Cuando me encontraba a Carmen López
Román, la Carmelilla, en alguna manifestación y empezaba a caer la noche con su
primer frío, la miraba de reojo y le decía guiñándole con picardía: “¡Hay que
ver Carmen el éxito que tienes con las mujeres!” Ella me respondía ajustándose
la gorra y sonriéndome con pudor.
Ella era una persona tímida, nadie sabe
exactamente la magnitud de sus sentimientos que a la vez eran sus ideas, nadie
podía abarcarla y, rebeldemente, se defendía de cualquier lazo y paseaba por la
ciudad con su andar socrático y sus enfados y su valor, y nos la podíamos
encontrar en cualquier calle con sus maneras apasionadas y su valentía a
cuestas.
A las dos nos gustaba el lujo y por eso
quedábamos en algún hotel caro a tomar una copa y a hacer como que escuchábamos
el piano mientras hablábamos despacio o, simplemente, guardábamos silencio. Y
las dos estábamos de acuerdo en que el lujo hay que repartirlo.
Se nos ha ido un día de los Santos
Inocentes, nos ha gastado una broma enorme para que todas nos hablemos y seamos
más sororas. Ha sido en un atardecer
dorado como su pelo, como su rostro iluminado por la pantalla de su ordenador
cuando Lola Cano se la ha encontrado, rodeada de sus cosas, sus libros,
trabajando sin darse cuenta de que se había muerto. Y siguió allí, en la misma
postura con su brasero puesto, dale que dale vueltas a la escritura. Porque
ella era una mujer de matices y espero que todas comprendamos que siempre
construía desde tu acera sin enfrentarse y cuando decidía enfrentarse lo hacía
como las buenas actrices: escandalosamente. Era más exagerada que Chabela Vargas y sabía
llorar mejor que ella y de pronto era feliz, plenamente feliz, porque se le
ocurría la idea de que teníamos que montar una chirigota.

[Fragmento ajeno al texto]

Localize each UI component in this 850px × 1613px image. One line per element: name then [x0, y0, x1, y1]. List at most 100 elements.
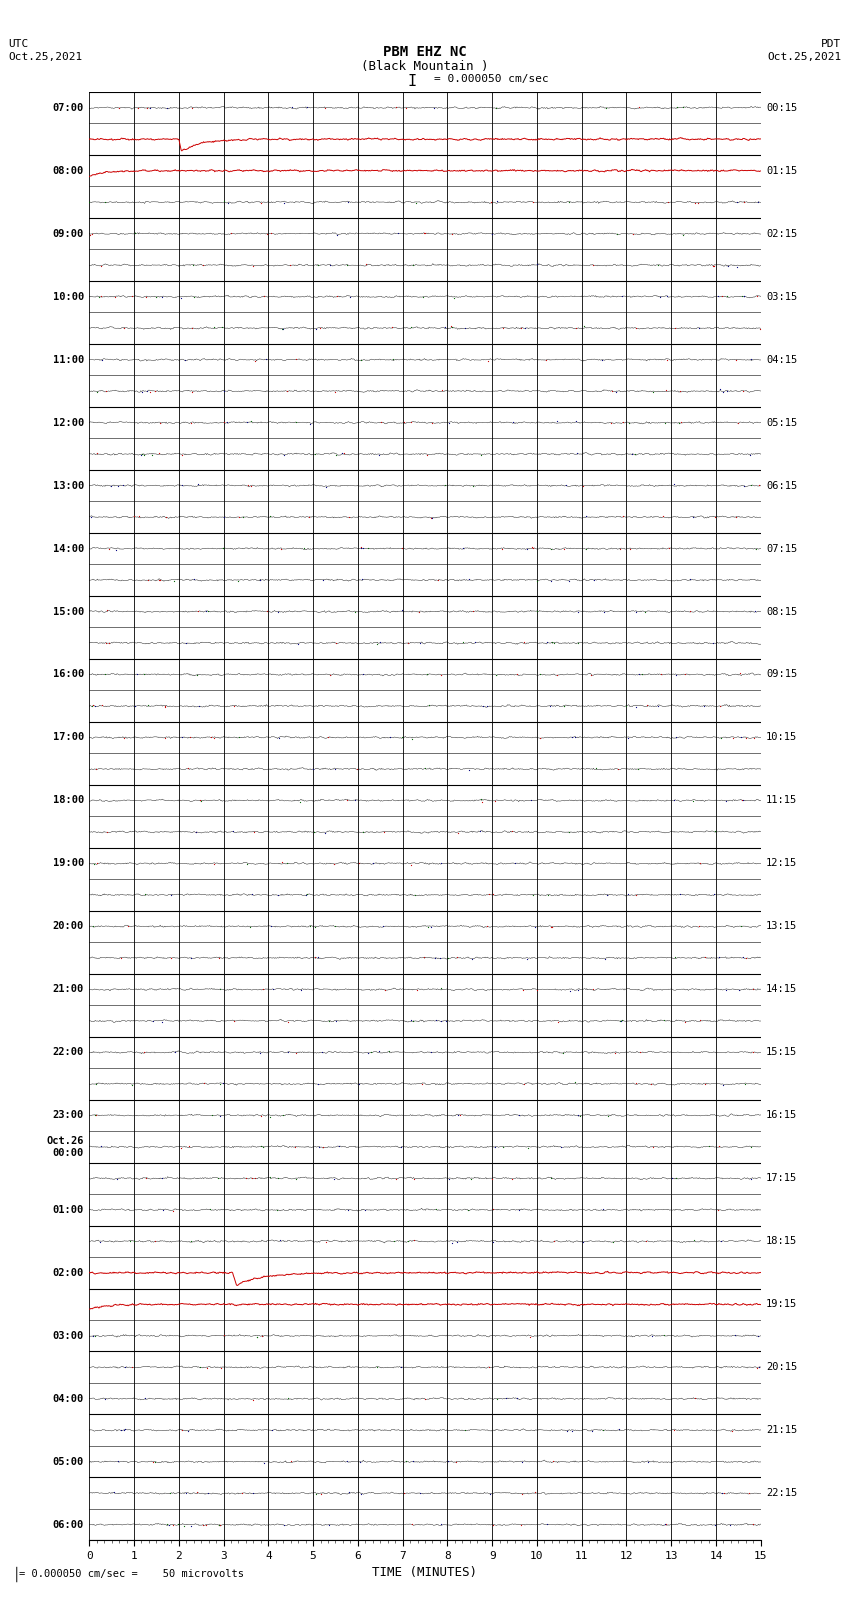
Point	[300, 881, 314, 907]
Point	[586, 252, 600, 277]
Point	[327, 1166, 341, 1192]
Text: 07:15: 07:15	[766, 544, 797, 553]
Point	[175, 1418, 189, 1444]
Point	[413, 631, 427, 656]
Point	[135, 379, 149, 405]
Point	[711, 1197, 725, 1223]
Point	[163, 1481, 177, 1507]
Point	[668, 945, 682, 971]
Point	[216, 1069, 230, 1095]
Point	[719, 787, 733, 813]
Text: = 0.000050 cm/sec: = 0.000050 cm/sec	[434, 74, 548, 84]
Point	[734, 724, 748, 750]
Point	[405, 1511, 419, 1537]
Point	[175, 473, 189, 498]
Point	[303, 913, 317, 939]
Point	[311, 252, 325, 277]
Point	[232, 503, 246, 529]
Point	[240, 410, 253, 436]
Point	[121, 913, 134, 939]
Text: I: I	[408, 74, 416, 89]
Point	[311, 945, 325, 971]
Point	[89, 756, 103, 782]
Point	[261, 221, 275, 247]
Point	[343, 284, 357, 310]
Point	[484, 189, 498, 215]
Point	[152, 566, 166, 592]
Point	[159, 503, 173, 529]
Point	[88, 850, 101, 876]
Point	[141, 566, 155, 592]
Point	[179, 631, 193, 656]
Point	[323, 663, 337, 689]
Point	[201, 1481, 214, 1507]
Point	[343, 1479, 356, 1505]
Point	[711, 282, 725, 308]
Point	[272, 724, 286, 750]
Point	[311, 1071, 325, 1097]
Point	[466, 473, 479, 498]
Point	[128, 1227, 141, 1253]
Point	[584, 661, 598, 687]
Point	[486, 1513, 500, 1539]
Point	[199, 598, 212, 624]
Point	[220, 410, 234, 436]
Point	[271, 882, 285, 908]
Point	[511, 661, 524, 687]
Point	[195, 789, 208, 815]
Point	[378, 976, 392, 1002]
Point	[214, 1355, 228, 1381]
Point	[299, 882, 313, 908]
Point	[111, 473, 125, 498]
Point	[520, 536, 534, 561]
Point	[400, 1448, 413, 1474]
Point	[94, 253, 107, 279]
Point	[257, 976, 270, 1002]
Point	[629, 440, 643, 466]
Point	[161, 95, 174, 121]
Point	[341, 252, 354, 277]
Point	[128, 221, 142, 247]
Point	[557, 1040, 570, 1066]
Point	[90, 850, 104, 876]
Point	[204, 724, 218, 750]
Point	[250, 1324, 264, 1350]
Point	[456, 536, 470, 561]
Point	[312, 1134, 326, 1160]
Point	[235, 1479, 249, 1505]
Point	[540, 1511, 553, 1537]
Point	[206, 1102, 219, 1127]
Text: 15:00: 15:00	[53, 606, 84, 616]
Point	[528, 1479, 541, 1505]
Point	[239, 1165, 252, 1190]
Point	[190, 819, 203, 845]
Point	[421, 915, 434, 940]
Text: 21:15: 21:15	[766, 1426, 797, 1436]
Point	[659, 1511, 672, 1537]
Point	[744, 347, 757, 373]
Point	[372, 1039, 386, 1065]
Point	[551, 1010, 564, 1036]
Point	[545, 537, 558, 563]
Point	[117, 315, 131, 340]
Point	[99, 377, 112, 403]
Text: 12:15: 12:15	[766, 858, 797, 868]
Point	[400, 1229, 414, 1255]
Point	[316, 568, 330, 594]
Point	[615, 1008, 628, 1034]
Point	[489, 661, 502, 687]
Point	[107, 1479, 121, 1505]
Text: 07:00: 07:00	[53, 103, 84, 113]
Point	[309, 440, 322, 466]
Point	[461, 1197, 474, 1223]
Point	[158, 694, 172, 719]
Point	[410, 977, 423, 1003]
Text: 17:15: 17:15	[766, 1173, 797, 1184]
Point	[642, 1450, 655, 1476]
Point	[263, 1105, 276, 1131]
Point	[569, 724, 582, 750]
Point	[212, 1511, 226, 1537]
Point	[190, 819, 203, 845]
Point	[576, 1229, 590, 1255]
Text: 23:00: 23:00	[53, 1110, 84, 1121]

Tenía la esmerada educación de la
antigua gente de campo y la creatividad popular y desbordante de una juglaresa.
Imaginativa, nunca se detenía, sobre su mesa estaba El manual de las mujeres de la limpieza de Lucia Berlín, ningún
texto feminista se le resistía. Un poco más alejado, en el centro de la mesa El cuento de nunca acabar de Carmen
Martín Gaite como si adivinara que la llevaremos siempre en nuestras
conversaciones y que brindaremos con ella sin parar. Y el tercer libro que
acababa de hojear era otro ensayo: Los
países invisibles de Eduardo Lalo.
Y
ella se ha ido dejándonos a todas con las palabras en la boca, con la necesidad
de hablarnos para poder reconstruir el puzzle de su personalidad. Y en este
duelo hemos charlado y averiguado aún más sus vivas costumbres. Y todas les
estamos agradecidas porque nos ha dejado una gran herencia: que seamos todavía más amigas entre nosotras.
Ese es su legado.
Ese
y su escritura. Brindaremos por ella.